IKE a whole bunch of other local people, I was invited to plant a tulip bulb in Corbett Gardens last week, one of 100,000 popped in the ground now to ensure they burst into a magnificent display for the 50th Tulip Time festival beginning on September 21.
Father Chris Riley, Alby Schulz, Matt Brown, Mayor Duncan Gair, Noeline Brown and many others, including a bunch of local school leaders, also buried a bulb to mark the occasion.
“Do you want to hear a gruesome story, Mr Goodfellow?” asked a pleasant young primary school lad planting a bulb beside me.
On my other side was the lovely Miss Australia Southern Highlands, Emily Farrar, but I concentrated on the young bloke.
“Sure, mate,” said I, always enjoying a good gruesome yarn from kids.
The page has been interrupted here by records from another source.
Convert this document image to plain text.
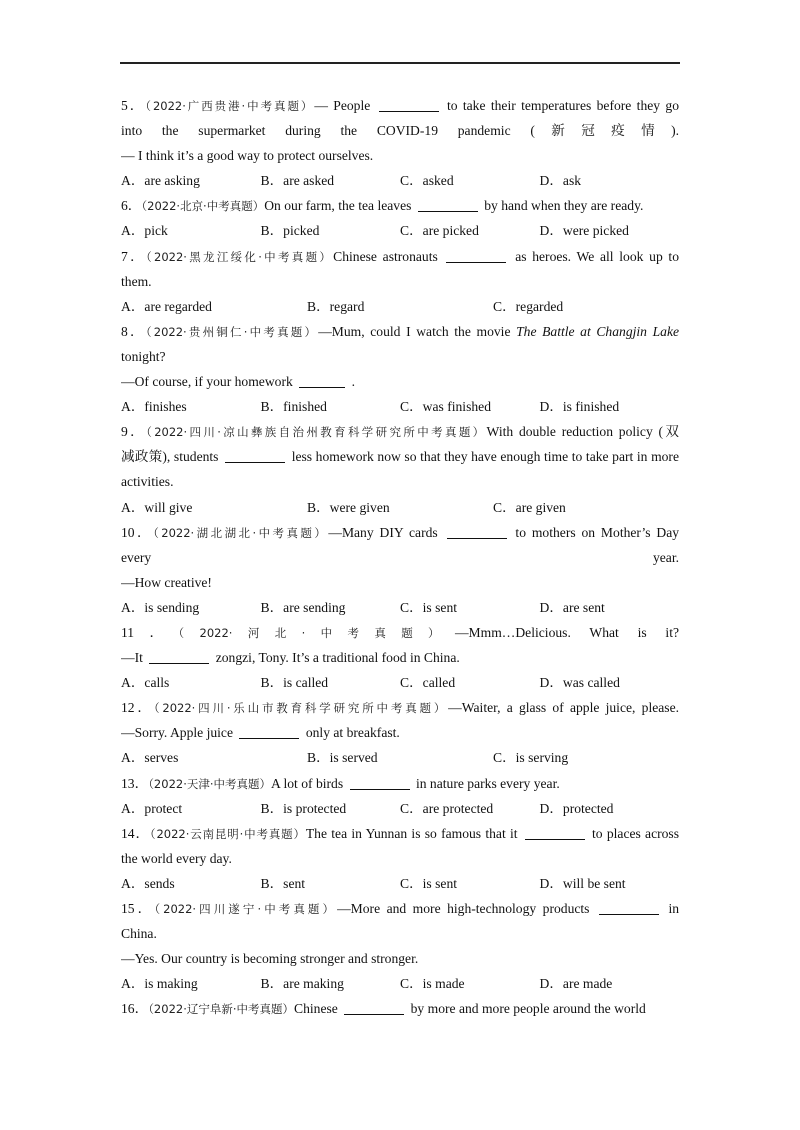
5．（2022·广西贵港·中考真题）— People	to take their temperatures before they go
into the supermarket during the COVID-19 pandemic (新冠疫情).
— I think it’s a good way to protect ourselves.
A．are asking	B．are asked	C．asked	D．ask
6．（2022·北京·中考真题）On our farm, the tea leaves	by hand when they are ready.
A．pick	B．picked	C．are picked	D．were picked
7．（2022·黑龙江绥化·中考真题）Chinese astronauts	as heroes. We all look up to
them.
A．are regarded	B．regard	C．regarded
8．（2022·贵州铜仁·中考真题）—Mum, could I watch the movie The Battle at Changjin Lake
tonight?
—Of course, if your homework	.
A．finishes	B．finished	C．was finished	D．is finished
9．（2022·四川·凉山彝族自治州教育科学研究所中考真题）With double reduction policy (双
减政策), students	less homework now so that they have enough time to take part in more
activities.
A．will give	B．were given	C．are given
10．（2022·湖北湖北·中考真题）—Many DIY cards	to mothers on Mother’s Day
every year.
—How creative!
A．is sending	B．are sending	C．is sent	D．are sent
11．（2022·河北·中考真题）—Mmm…Delicious. What is it?
—It	zongzi, Tony. It’s a traditional food in China.
A．calls	B．is called	C．called	D．was called
12．（2022·四川·乐山市教育科学研究所中考真题）—Waiter, a glass of apple juice, please.
—Sorry. Apple juice	only at breakfast.
A．serves	B．is served	C．is serving
13．（2022·天津·中考真题）A lot of birds	in nature parks every year.
A．protect	B．is protected	C．are protected	D．protected
14．（2022·云南昆明·中考真题）The tea in Yunnan is so famous that it	to places across
the world every day.
A．sends	B．sent	C．is sent	D．will be sent
15．（2022·四川遂宁·中考真题）—More and more high-technology products	in
China.
—Yes. Our country is becoming stronger and stronger.
A．is making	B．are making	C．is made	D．are made
16．（2022·辽宁阜新·中考真题）Chinese	by more and more people around the world
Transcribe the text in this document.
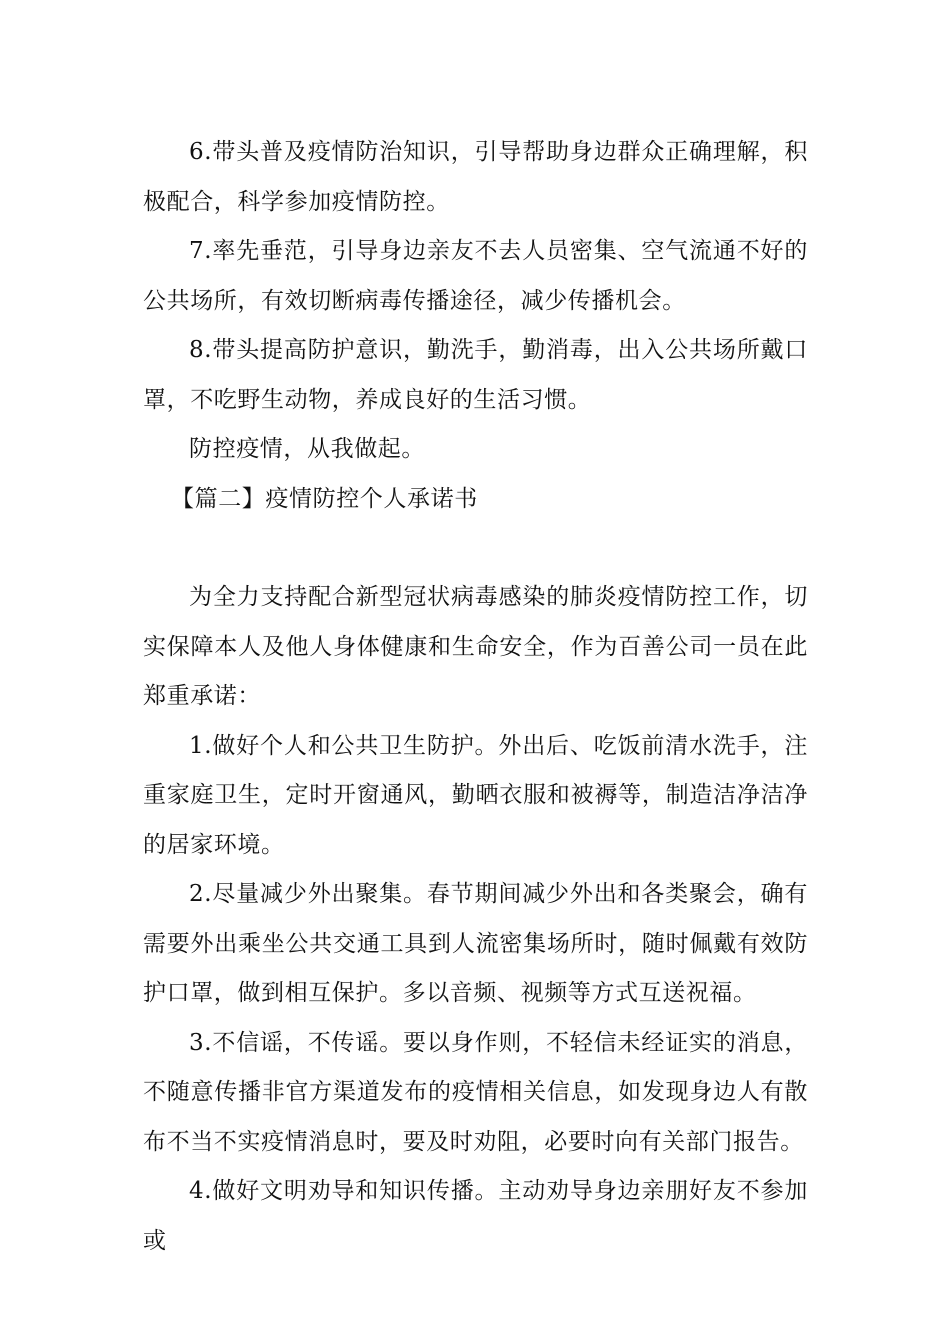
6.带头普及疫情防治知识，引导帮助身边群众正确理解，积极配合，科学参加疫情防控。

7.率先垂范，引导身边亲友不去人员密集、空气流通不好的公共场所，有效切断病毒传播途径，减少传播机会。

8.带头提高防护意识，勤洗手，勤消毒，出入公共场所戴口罩，不吃野生动物，养成良好的生活习惯。

防控疫情，从我做起。

【篇二】疫情防控个人承诺书

为全力支持配合新型冠状病毒感染的肺炎疫情防控工作，切实保障本人及他人身体健康和生命安全，作为百善公司一员在此郑重承诺：

1.做好个人和公共卫生防护。外出后、吃饭前清水洗手，注重家庭卫生，定时开窗通风，勤晒衣服和被褥等，制造洁净洁净的居家环境。

2.尽量减少外出聚集。春节期间减少外出和各类聚会，确有需要外出乘坐公共交通工具到人流密集场所时，随时佩戴有效防护口罩，做到相互保护。多以音频、视频等方式互送祝福。

3.不信谣，不传谣。要以身作则，不轻信未经证实的消息，不随意传播非官方渠道发布的疫情相关信息，如发现身边人有散布不当不实疫情消息时，要及时劝阻，必要时向有关部门报告。

4.做好文明劝导和知识传播。主动劝导身边亲朋好友不参加或
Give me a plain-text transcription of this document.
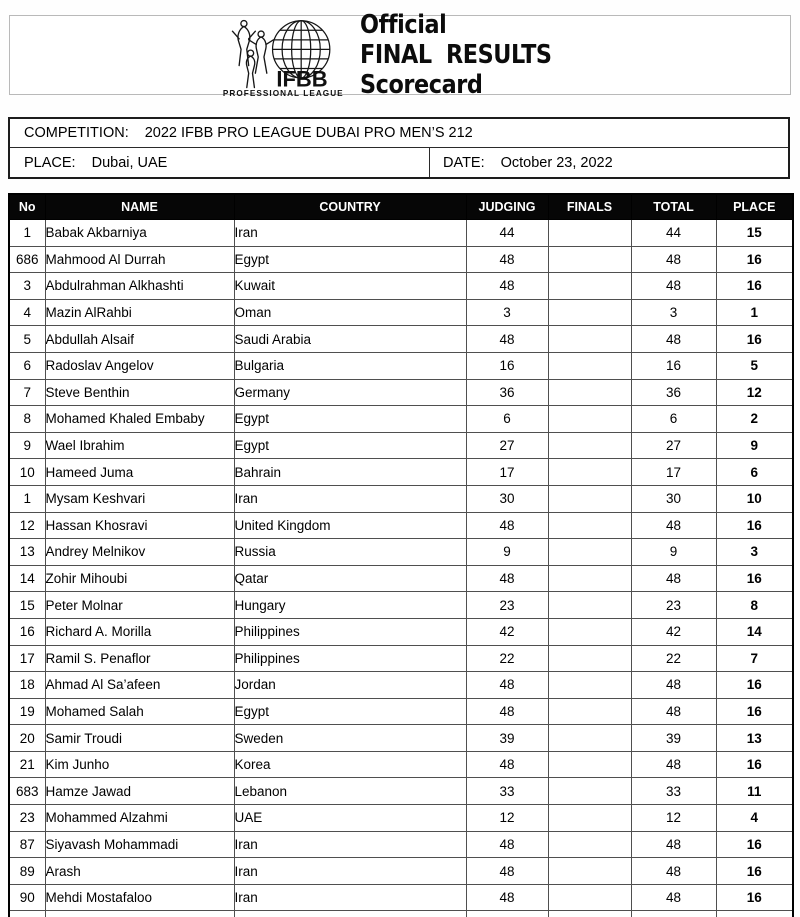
IFBB
PROFESSIONAL LEAGUE
Official
FINAL RESULTS
Scorecard
COMPETITION: 2022 IFBB PRO LEAGUE DUBAI PRO MEN’S 212
PLACE: Dubai, UAE	DATE: October 23, 2022
No	NAME	COUNTRY	JUDGING	FINALS	TOTAL	PLACE
1	Babak Akbarniya	Iran	44		44	15
686	Mahmood Al Durrah	Egypt	48		48	16
3	Abdulrahman Alkhashti	Kuwait	48		48	16
4	Mazin AlRahbi	Oman	3		3	1
5	Abdullah Alsaif	Saudi Arabia	48		48	16
6	Radoslav Angelov	Bulgaria	16		16	5
7	Steve Benthin	Germany	36		36	12
8	Mohamed Khaled Embaby	Egypt	6		6	2
9	Wael Ibrahim	Egypt	27		27	9
10	Hameed Juma	Bahrain	17		17	6
1	Mysam Keshvari	Iran	30		30	10
12	Hassan Khosravi	United Kingdom	48		48	16
13	Andrey Melnikov	Russia	9		9	3
14	Zohir Mihoubi	Qatar	48		48	16
15	Peter Molnar	Hungary	23		23	8
16	Richard A. Morilla	Philippines	42		42	14
17	Ramil S. Penaflor	Philippines	22		22	7
18	Ahmad Al Sa’afeen	Jordan	48		48	16
19	Mohamed Salah	Egypt	48		48	16
20	Samir Troudi	Sweden	39		39	13
21	Kim Junho	Korea	48		48	16
683	Hamze Jawad	Lebanon	33		33	11
23	Mohammed Alzahmi	UAE	12		12	4
87	Siyavash Mohammadi	Iran	48		48	16
89	Arash	Iran	48		48	16
90	Mehdi Mostafaloo	Iran	48		48	16
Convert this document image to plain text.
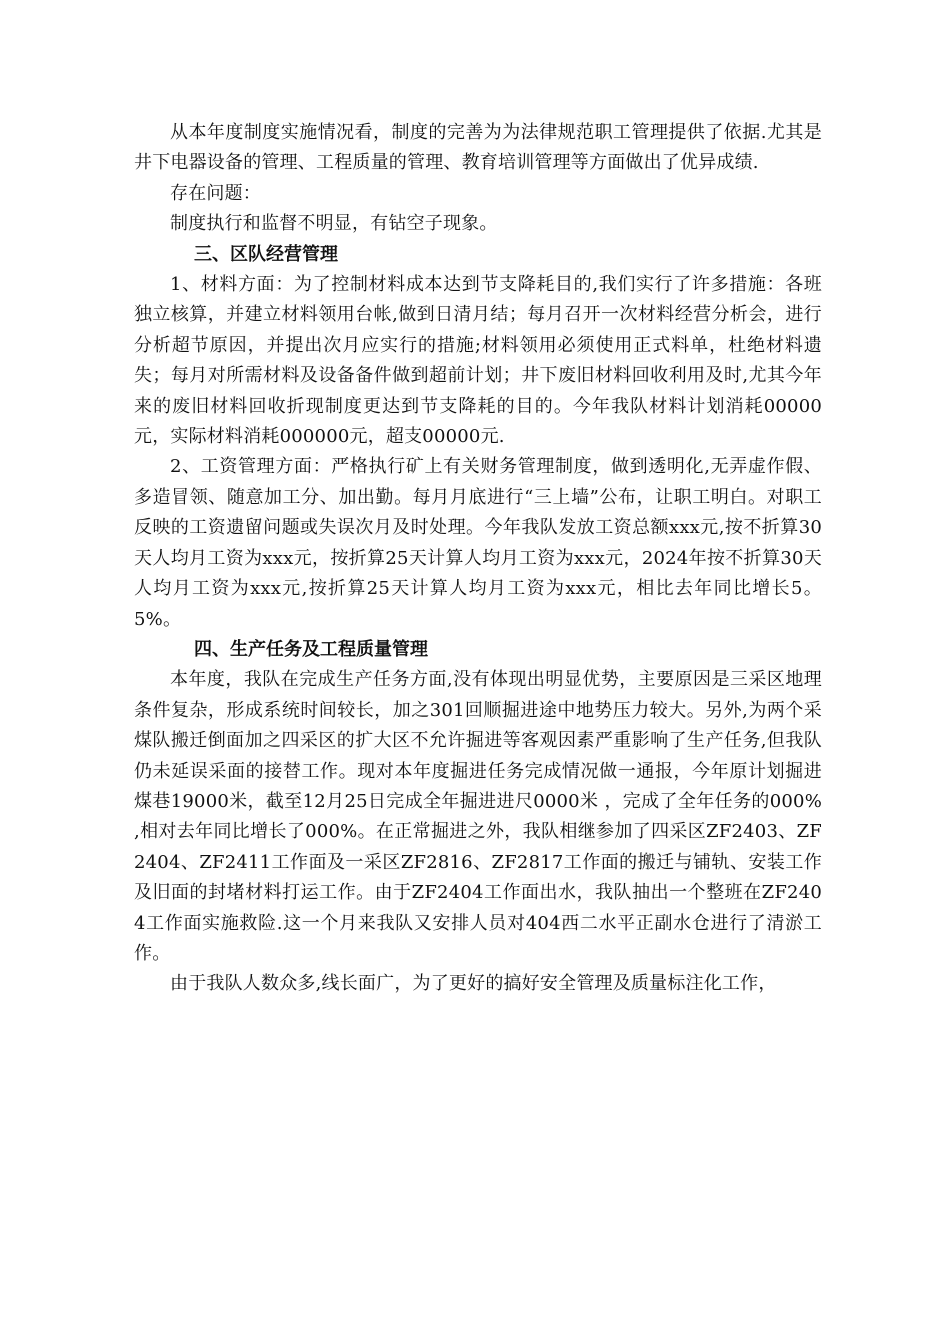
从本年度制度实施情况看，制度的完善为为法律规范职工管理提供了依据.尤其是井下电器设备的管理、工程质量的管理、教育培训管理等方面做出了优异成绩.

存在问题：

制度执行和监督不明显，有钻空子现象。

三、区队经营管理

1、材料方面：为了控制材料成本达到节支降耗目的,我们实行了许多措施：各班独立核算，并建立材料领用台帐,做到日清月结；每月召开一次材料经营分析会，进行分析超节原因，并提出次月应实行的措施;材料领用必须使用正式料单，杜绝材料遗失；每月对所需材料及设备备件做到超前计划；井下废旧材料回收利用及时,尤其今年来的废旧材料回收折现制度更达到节支降耗的目的。今年我队材料计划消耗00000元，实际材料消耗000000元，超支00000元.

2、工资管理方面：严格执行矿上有关财务管理制度，做到透明化,无弄虚作假、多造冒领、随意加工分、加出勤。每月月底进行“三上墙”公布，让职工明白。对职工反映的工资遗留问题或失误次月及时处理。今年我队发放工资总额xxx元,按不折算30天人均月工资为xxx元，按折算25天计算人均月工资为xxx元，2024年按不折算30天人均月工资为xxx元,按折算25天计算人均月工资为xxx元，相比去年同比增长5。5%。

四、生产任务及工程质量管理

本年度，我队在完成生产任务方面,没有体现出明显优势，主要原因是三采区地理条件复杂，形成系统时间较长，加之301回顺掘进途中地势压力较大。另外,为两个采煤队搬迁倒面加之四采区的扩大区不允许掘进等客观因素严重影响了生产任务,但我队仍未延误采面的接替工作。现对本年度掘进任务完成情况做一通报，今年原计划掘进煤巷19000米，截至12月25日完成全年掘进进尺0000米 ，完成了全年任务的000% ,相对去年同比增长了000%。在正常掘进之外，我队相继参加了四采区ZF2403、ZF2404、ZF2411工作面及一采区ZF2816、ZF2817工作面的搬迁与铺轨、安装工作及旧面的封堵材料打运工作。由于ZF2404工作面出水，我队抽出一个整班在ZF2404工作面实施救险.这一个月来我队又安排人员对404西二水平正副水仓进行了清淤工作。

由于我队人数众多,线长面广，为了更好的搞好安全管理及质量标注化工作，
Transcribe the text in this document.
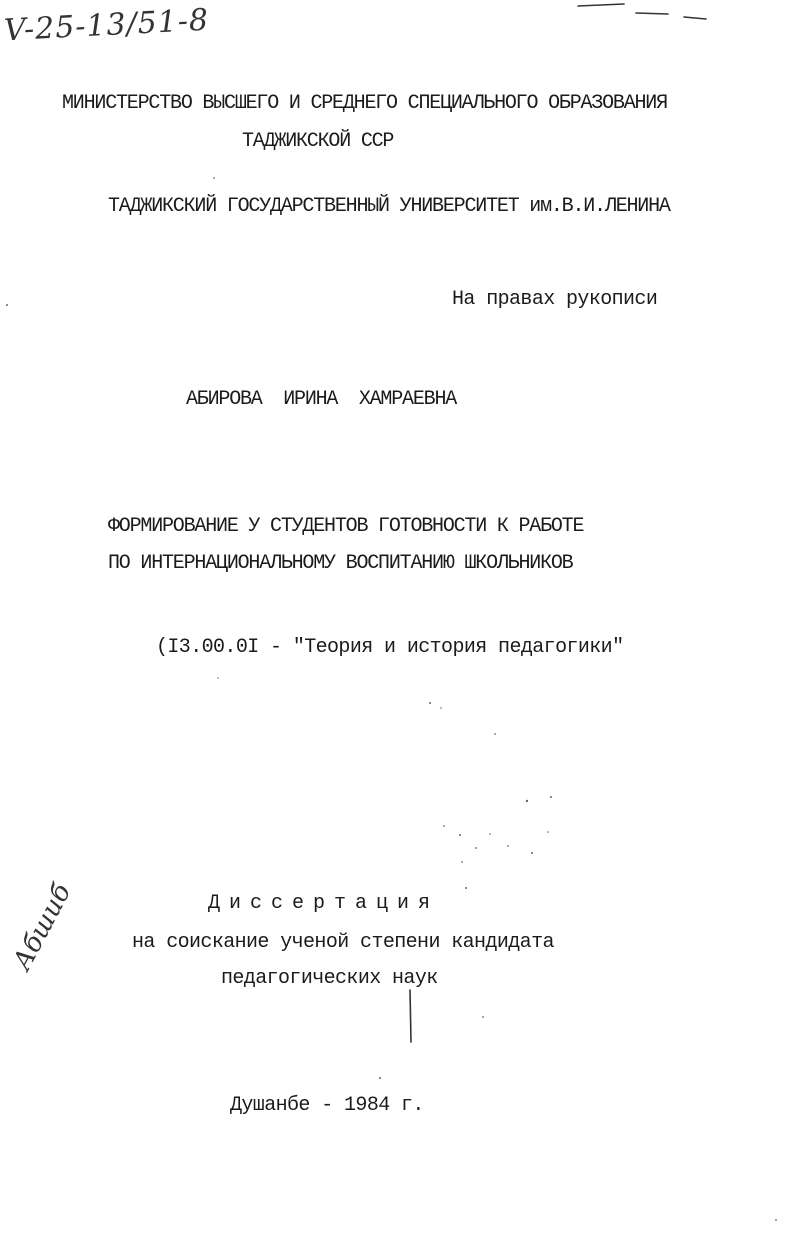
V-25-13/51-8
МИНИСТЕРСТВО ВЫСШЕГО И СРЕДНЕГО СПЕЦИАЛЬНОГО ОБРАЗОВАНИЯ
ТАДЖИКСКОЙ ССР
ТАДЖИКСКИЙ ГОСУДАРСТВЕННЫЙ УНИВЕРСИТЕТ им.В.И.ЛЕНИНА
На правах рукописи
АБИРОВА  ИРИНА  ХАМРАЕВНА
ФОРМИРОВАНИЕ У СТУДЕНТОВ ГОТОВНОСТИ К РАБОТЕ
ПО ИНТЕРНАЦИОНАЛЬНОМУ ВОСПИТАНИЮ ШКОЛЬНИКОВ
(I3.00.0I - "Теория и история педагогики"
Диссертация
на соискание ученой степени кандидата
педагогических наук
Абшиб
Душанбе - 1984 г.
“Well, one day a gardener planted a tulip bulb in Corbett Gardens, then he watered it and added fertiliser,” said the young bloke with a playful twinkle in his eye , “and it grew and grew and grew some more.”
He’ll go far that one.
AWAY from the television camera, speech making and dignitaries, Wingecarribee Shire Council gardener Barry Ford was quietly planting bulbs in a corner bed at the other end of the garden.
Barry doesn’t particularly like the limelight, but nobody deserves acknowledgement more than he in this golden year of Tulip Time because he planted the first bulbs 50 years ago and has been planting them ever since.
So here goes Fordy, you can’t hide this time.
BARRY FORD has been gardening with the council since 1959 and remembers well the first Festival of the Flowers, recalling colourful flower beds planted in Glebe Park and around Bradman oval in those days.
“I can remember the day well,” he said.
“Old Dave Absolon from up there at Robinwood, in Rose Street, came into the garden to see Alfie Stubbs ... it was 1960.”
“I’ve got a great idea,” said Old Dave. “I think it will bring thousands of people to the district.”
“What is this idea of yours, Mr Absolon?” asked Alfie.
“Tulips,” he said confidently.
“Alfie and I didn’t know anything about tulips. We’d never grown them before but Old Dave said if we’d plant them he’d supply them. We agreed and he did the rest.”
He even managed to buy 12 of the magnificent and rare Queen of the Night black tulips for the display.
According to Barry, Jack Davy and his legendary slippery pig show came to town and put on a show at the picture theatre to raise funds for the festival.
“Five thousand quid they raised. It was a terrific show, the best thing I’ve ever seen in Bowral,” says Barry remembering the show as if it were yesterday.
He can even tell you which local butcher dispatched the pig.
AND after 50 odd years working the soil there is not much Barry doesn’t know about gardening.
His colleagues tell me he once gave a lovely young local lady some advice to help her tomatoes ripen.
It had been a bad year for tomatoes and all she had were bushes full of green tomatoes, so she asked Barry for help.
“The old timers reckon if you go outside when it is dark at night and take off all your clothes then dance stark naked around the tomato plants they get embarrassed and turn red,” said Barry seriously suggesting she should give it a try.
So she did.
“How did you go?” asked Barry when he saw her the next day.
“The tomatoes are still green,” she grumbled, “but I notice all the cucumbers are four inches longer.”
IT was a quiet morning and Barry was putting the final touches on Corbett Gardens just before Tulip Time when one of the clergymen from the magic mile of ministries in Bendooley Street stuck his head over the fence.
“Isn’t it wonderful, Barry, what God and man can do when they work in harmony.”
“Yep, you’re spot on there mate,” said Barry without lifting his head from the patch of weeds he was pulling out.
“You should have seen the bloody place when it was only Him looking after it.”
*Geoff Goodfellow has lived his life in the Southern Highlands and is well known in local sporting and social circles.